Fidèles à l’approche constructiviste, nous avons bâti nos connaissances par un processus de va-et- vient entre l’accumulation de données nouvelles et la tâche d’adaptation et de clarification des références théoriques. Bien que notre première collecte de données ait été plutôt inductive, c’est cette dernière qui a forgé notre cadre méthodologique et nos questions de recherche en plus de faire émerger la nécessité d’une seconde collecte de données pour assurer la validité de nos résultats. La deuxième collecte de données s’est voulue déductive, en ce sens qu’elle cherchait à identifier des éléments d’analyse à l'aide d'indicateurs précis.

Toutes ces caractéristiques de notre démarche sont demeurées cohérentes avec l’étude de cas comme structure générale de recherche, que ce soit pour son caractère exploratoire, son approche

inductive ou l’intégration de plusieurs méthodes d’analyse, qui ont tous été combinés pour analyser des phénomènes qui sont à première vue, plus difficilement saisissables. Par-dessus tout, la pertinence de l’étude de cas s’est exprimé par l’importance qu’elle accorde au contexte du phénomène analysé, ce qui s’est avéré un incontournable dans notre analyse tout comme dans notre démarche.

Pour conclure, toutes les analyses qui ont été conduites montrent que la conflictualité apparaît comme un processus, voire un symptôme de répartition inégale de la ressource tant physique que planifiée. L’activité conflictuelle décelée au sein des services d'eau potable pourrait même être interprétée comme une compétition pour la ressource, ou encore, comme une demande d’inclusion à part entière dans son système de distribution.

L'inventaire des enjeux des services d’eau potable en Tunisie en 2012 illustre que la performance du service est bel et bien liée à sa gouvernance et que la gouvernance du service est effectivement en lien avec la gouvernance politique.

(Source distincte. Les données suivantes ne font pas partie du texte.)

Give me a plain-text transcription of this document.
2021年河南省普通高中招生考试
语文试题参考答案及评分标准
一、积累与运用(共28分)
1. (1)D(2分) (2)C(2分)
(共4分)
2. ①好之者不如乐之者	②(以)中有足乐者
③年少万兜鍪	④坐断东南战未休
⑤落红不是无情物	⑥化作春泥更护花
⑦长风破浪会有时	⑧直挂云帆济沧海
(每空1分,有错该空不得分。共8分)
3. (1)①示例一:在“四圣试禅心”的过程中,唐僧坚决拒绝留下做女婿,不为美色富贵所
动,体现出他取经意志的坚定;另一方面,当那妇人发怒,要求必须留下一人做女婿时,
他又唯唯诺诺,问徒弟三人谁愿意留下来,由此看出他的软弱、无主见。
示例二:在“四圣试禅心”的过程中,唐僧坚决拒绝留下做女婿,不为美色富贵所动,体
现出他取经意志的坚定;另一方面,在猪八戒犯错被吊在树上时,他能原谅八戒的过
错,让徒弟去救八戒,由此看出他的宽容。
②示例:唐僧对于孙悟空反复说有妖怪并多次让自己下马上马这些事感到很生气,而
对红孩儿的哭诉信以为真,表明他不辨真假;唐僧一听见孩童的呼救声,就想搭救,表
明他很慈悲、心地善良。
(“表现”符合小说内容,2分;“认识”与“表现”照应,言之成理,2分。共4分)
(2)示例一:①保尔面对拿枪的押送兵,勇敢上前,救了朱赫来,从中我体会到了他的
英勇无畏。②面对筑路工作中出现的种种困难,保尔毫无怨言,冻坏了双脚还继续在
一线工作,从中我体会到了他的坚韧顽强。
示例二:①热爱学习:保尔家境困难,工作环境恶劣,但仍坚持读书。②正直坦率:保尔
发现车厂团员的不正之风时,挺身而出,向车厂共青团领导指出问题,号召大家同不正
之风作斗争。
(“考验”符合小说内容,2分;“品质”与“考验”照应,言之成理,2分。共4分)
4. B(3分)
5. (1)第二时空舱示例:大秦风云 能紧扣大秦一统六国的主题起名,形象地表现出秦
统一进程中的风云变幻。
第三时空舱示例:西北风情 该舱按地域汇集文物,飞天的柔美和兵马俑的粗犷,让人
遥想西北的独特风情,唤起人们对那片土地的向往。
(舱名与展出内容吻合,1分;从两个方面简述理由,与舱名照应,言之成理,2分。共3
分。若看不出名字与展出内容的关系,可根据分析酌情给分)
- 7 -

Nous avons ainsi montré qu'en 2012, le principal opérateur des services, la SONEDE, fait face aux défis structurels du service, et ce, dans un climat caractérisé par une crise de confiance, à laquelle se conjuguent les interventions politiques d’un jeune gouvernement qui tente tant bien que mal de faire sa place dans un environnement instable. Restreinte financièrement, la SONEDE est coincée entre les besoins à court terme de satisfaction de la demande et de maintenance du réseau, et ceux à long terme qui exigent l’extension de celui- ci. Elle doit également composer avec les habitudes de bas tarifs instaurées par le précédent régime comme forme de régulation et gage de la paix sociale.

Au terme de cette recherche, nous pouvons arguer qu’en pleine crise sociale et politique, certains dossiers sont « sensibles » et que la population est très réactive aux irrégularités qui la privent de services essentiels. Avec les craintes et incertitudes reliées aux débats publics en période transitoire, repenser le dispositif institutionnel et idéologique du service public urbain le plus sensible peut apparaître délicat mais il est aussi porteur d’un grand potentiel de réconciliation entre l’État et la population.